I am blessed that I have a husband that works really hard to provide for his family and I don’t really need to work. I do make a little extra money on the side doing odds and ends like photography, graphic design, waxing eyebrows (I am trying to convince my friends to get their who-has waxed with no prevail, so far…they think it hurts or something), but not an amount of money to brag about by any means. I would probably make more money if I
was a stripper advertised more but somehow one day goes by and then the next and then I just say f*ck it! Maybe next week.
I just renewed my Aesthetician and Nail Technician licenses just in case I do decide to return to the field that I spent 20+ years in. I could write a book with the stories I heard over the years.

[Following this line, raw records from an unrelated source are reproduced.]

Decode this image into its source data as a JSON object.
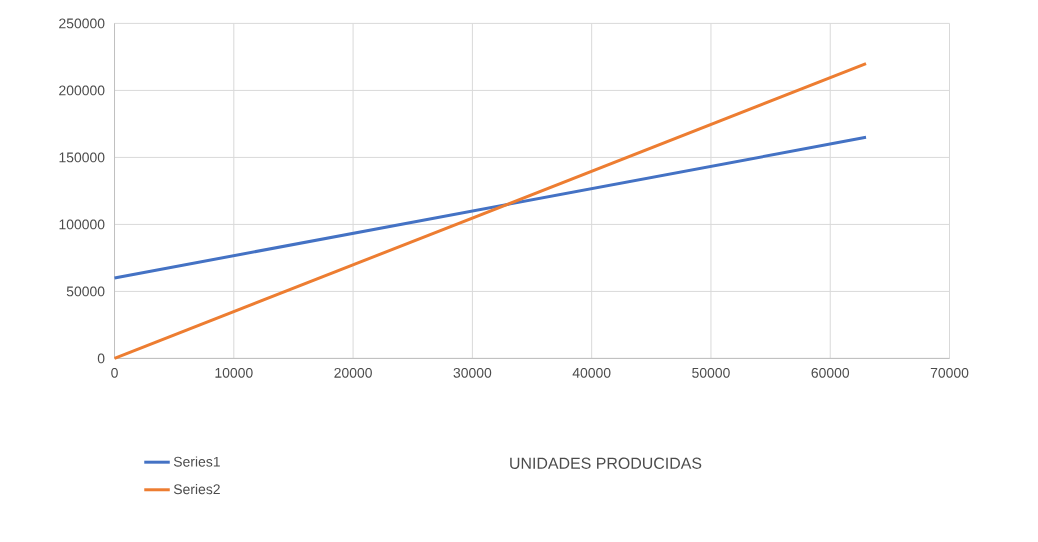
{
  "chart_data": {
    "type": "line",
    "annotations": [
      "UNIDADES PRODUCIDAS"
    ],
    "x": [
      0,
      63000
    ],
    "series": [
      {
        "name": "Series1",
        "color": "#4472c4",
        "values": [
          60000,
          165000
        ]
      },
      {
        "name": "Series2",
        "color": "#ed7d31",
        "values": [
          0,
          220000
        ]
      }
    ],
    "xlim": [
      0,
      70000
    ],
    "ylim": [
      0,
      250000
    ],
    "xticks": [
      0,
      10000,
      20000,
      30000,
      40000,
      50000,
      60000,
      70000
    ],
    "yticks": [
      0,
      50000,
      100000,
      150000,
      200000,
      250000
    ],
    "grid": true,
    "legend": "bottom left",
    "marker": "none",
    "line_style": "solid"
  }
}
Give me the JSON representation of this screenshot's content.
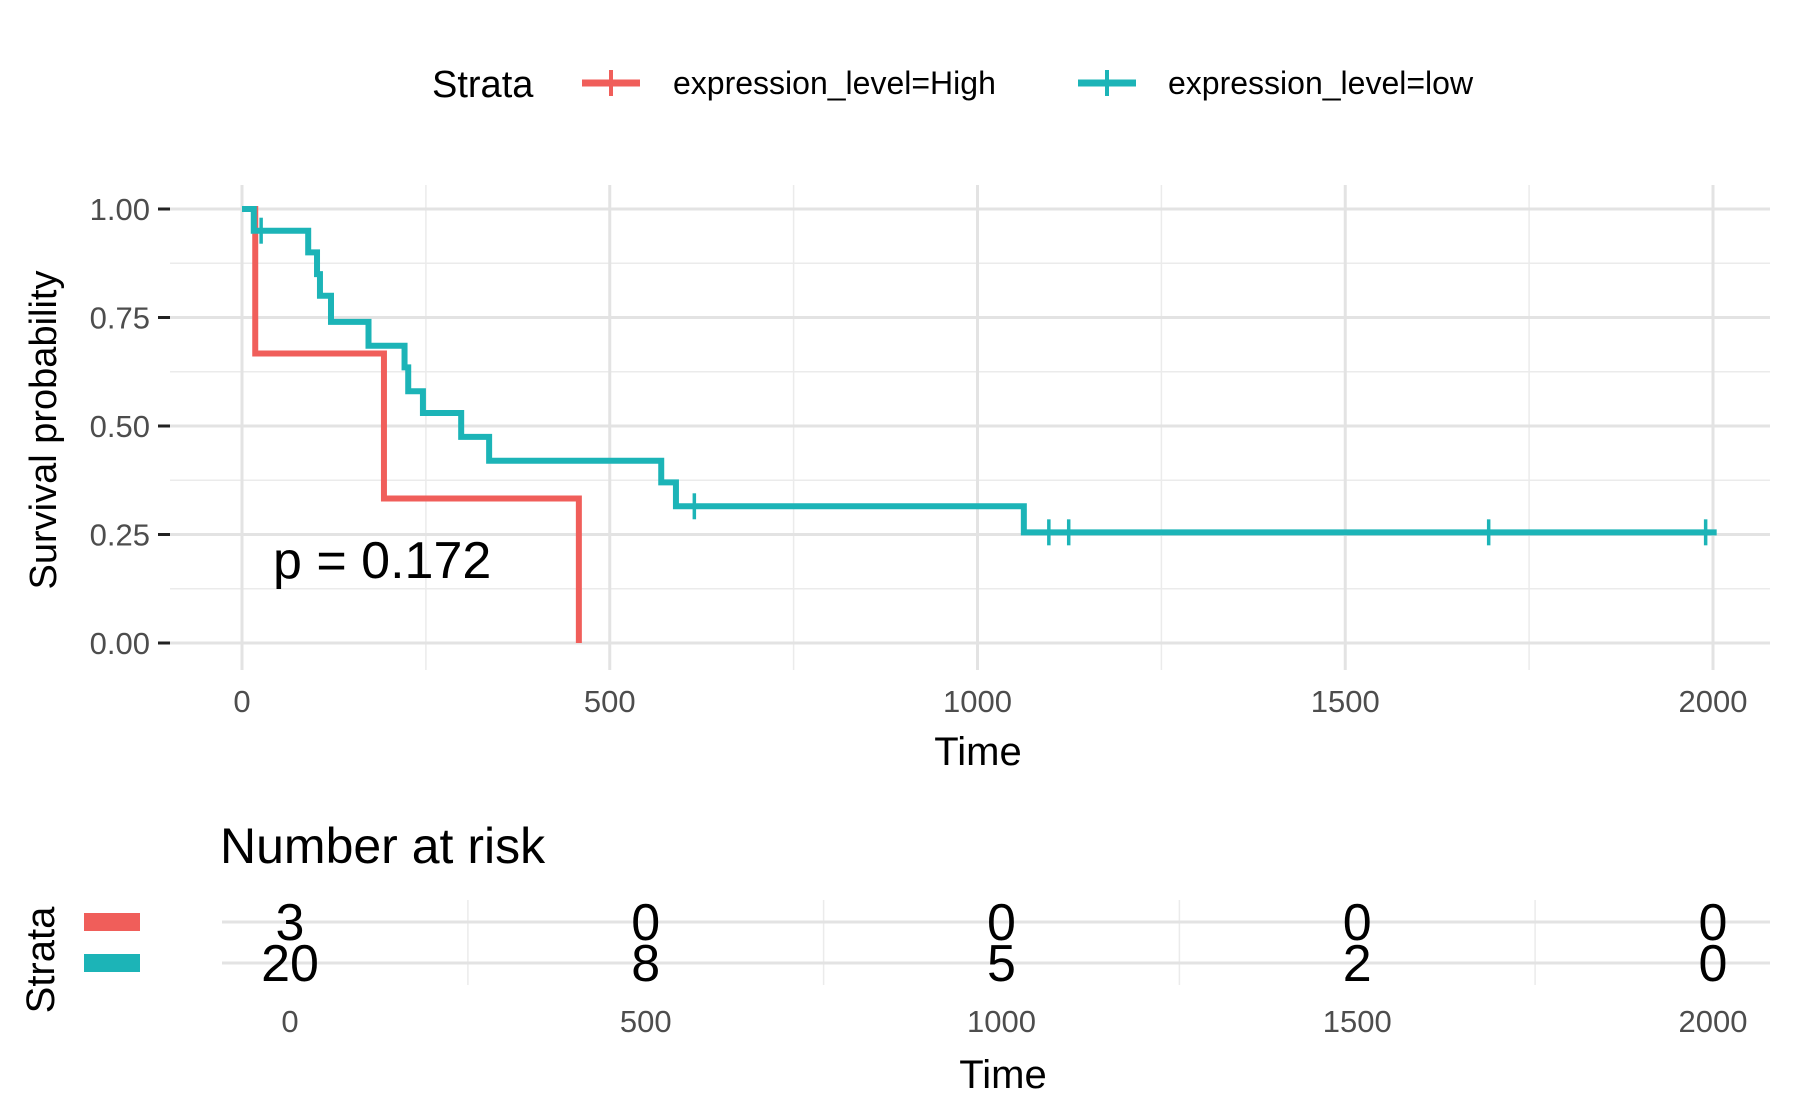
{
  "legend": {
    "title": "Strata",
    "entries": [
      {
        "label": "expression_level=High",
        "color": "#F05E5A"
      },
      {
        "label": "expression_level=low",
        "color": "#1CB4B7"
      }
    ]
  },
  "chart_data": [
    {
      "type": "line",
      "subtype": "kaplan-meier",
      "xlabel": "Time",
      "ylabel": "Survival probability",
      "xlim": [
        0,
        2000
      ],
      "ylim": [
        0,
        1
      ],
      "x_ticks": [
        "0",
        "500",
        "1000",
        "1500",
        "2000"
      ],
      "y_ticks": [
        "0.00",
        "0.25",
        "0.50",
        "0.75",
        "1.00"
      ],
      "grid": true,
      "legend_position": "top",
      "annotation": "p = 0.172",
      "series": [
        {
          "name": "expression_level=High",
          "color": "#F05E5A",
          "steps": [
            [
              0,
              1.0
            ],
            [
              18,
              0.667
            ],
            [
              193,
              0.333
            ],
            [
              458,
              0.0
            ]
          ],
          "censored": []
        },
        {
          "name": "expression_level=low",
          "color": "#1CB4B7",
          "steps": [
            [
              0,
              1.0
            ],
            [
              16,
              0.95
            ],
            [
              90,
              0.9
            ],
            [
              102,
              0.85
            ],
            [
              106,
              0.8
            ],
            [
              121,
              0.74
            ],
            [
              172,
              0.685
            ],
            [
              221,
              0.635
            ],
            [
              226,
              0.58
            ],
            [
              246,
              0.53
            ],
            [
              298,
              0.475
            ],
            [
              336,
              0.42
            ],
            [
              570,
              0.37
            ],
            [
              590,
              0.315
            ],
            [
              1063,
              0.255
            ],
            [
              2005,
              0.255
            ]
          ],
          "censored": [
            [
              26,
              0.95
            ],
            [
              615,
              0.315
            ],
            [
              1097,
              0.255
            ],
            [
              1124,
              0.255
            ],
            [
              1695,
              0.255
            ],
            [
              1990,
              0.255
            ]
          ]
        }
      ]
    },
    {
      "type": "table",
      "title": "Number at risk",
      "xlabel": "Time",
      "ylabel": "Strata",
      "x_ticks": [
        "0",
        "500",
        "1000",
        "1500",
        "2000"
      ],
      "rows": [
        {
          "name": "expression_level=High",
          "color": "#F05E5A",
          "values": [
            "3",
            "0",
            "0",
            "0",
            "0"
          ]
        },
        {
          "name": "expression_level=low",
          "color": "#1CB4B7",
          "values": [
            "20",
            "8",
            "5",
            "2",
            "0"
          ]
        }
      ]
    }
  ]
}
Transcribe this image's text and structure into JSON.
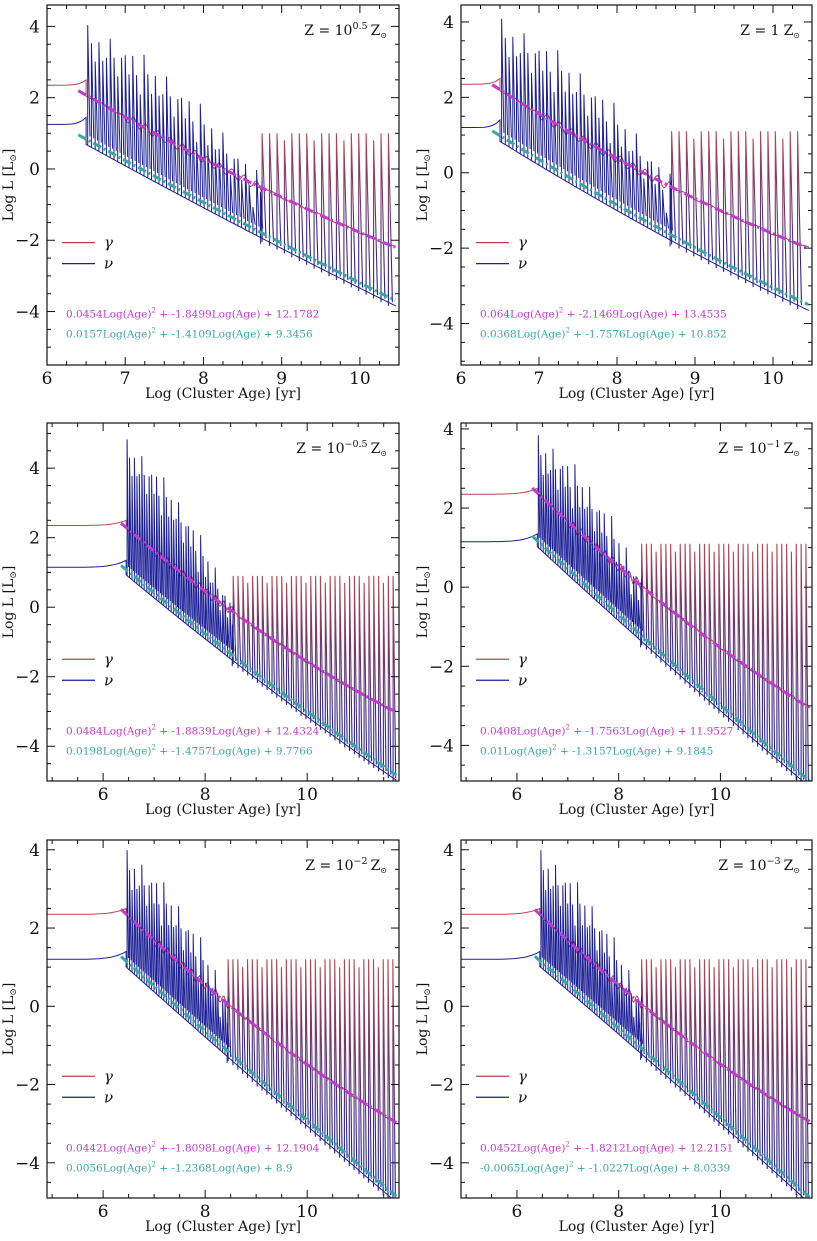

The best one was I had 3 lovely ladies that were all going to the same church. Two of them, without the knowledge of the other, were having affairs with the pastor of the church…who was married…AND GIVING MARRIAGE COUNSELING. And the third lady kept trying to convince me that I had to come to her church because her pastor was such a wonderful person. Yeah, and I managed never to say a word…and people wonder why I am not religious.
I really loved working in the industry and am toying with a few ideas if I do decide to return to it. I mean where else can you get paid to sit around and gossip all day?
But there is also a side of me that would really like to try something different which is why while I have been home with the kids I started doing photography which then lead to graphic design. But I realize that I need a lot more training as there are so many new and interesting programs to use. And everything costs more money to get into.
I have toyed with several ideas of businesses to open in this small little town I live in. One of the ideas someone else did and guess what? It’s striving! Which makes me want to stab myself in the eye for not listening to my instincts and just do it.
I am also currently looking into getting Domesticated Momster trademarked. Did you know it can take up to two years to get a name trademarked and that’s with a lawyer? Absurd if you ask me.
My biggest decision about returning to work is that I don’t want my kids to miss opportunities because I decided to go back to work. I don’t want them to have to sacrifice their happiness for my selfishness.
And let’s face it “MOM” really is the best title on my resume so far.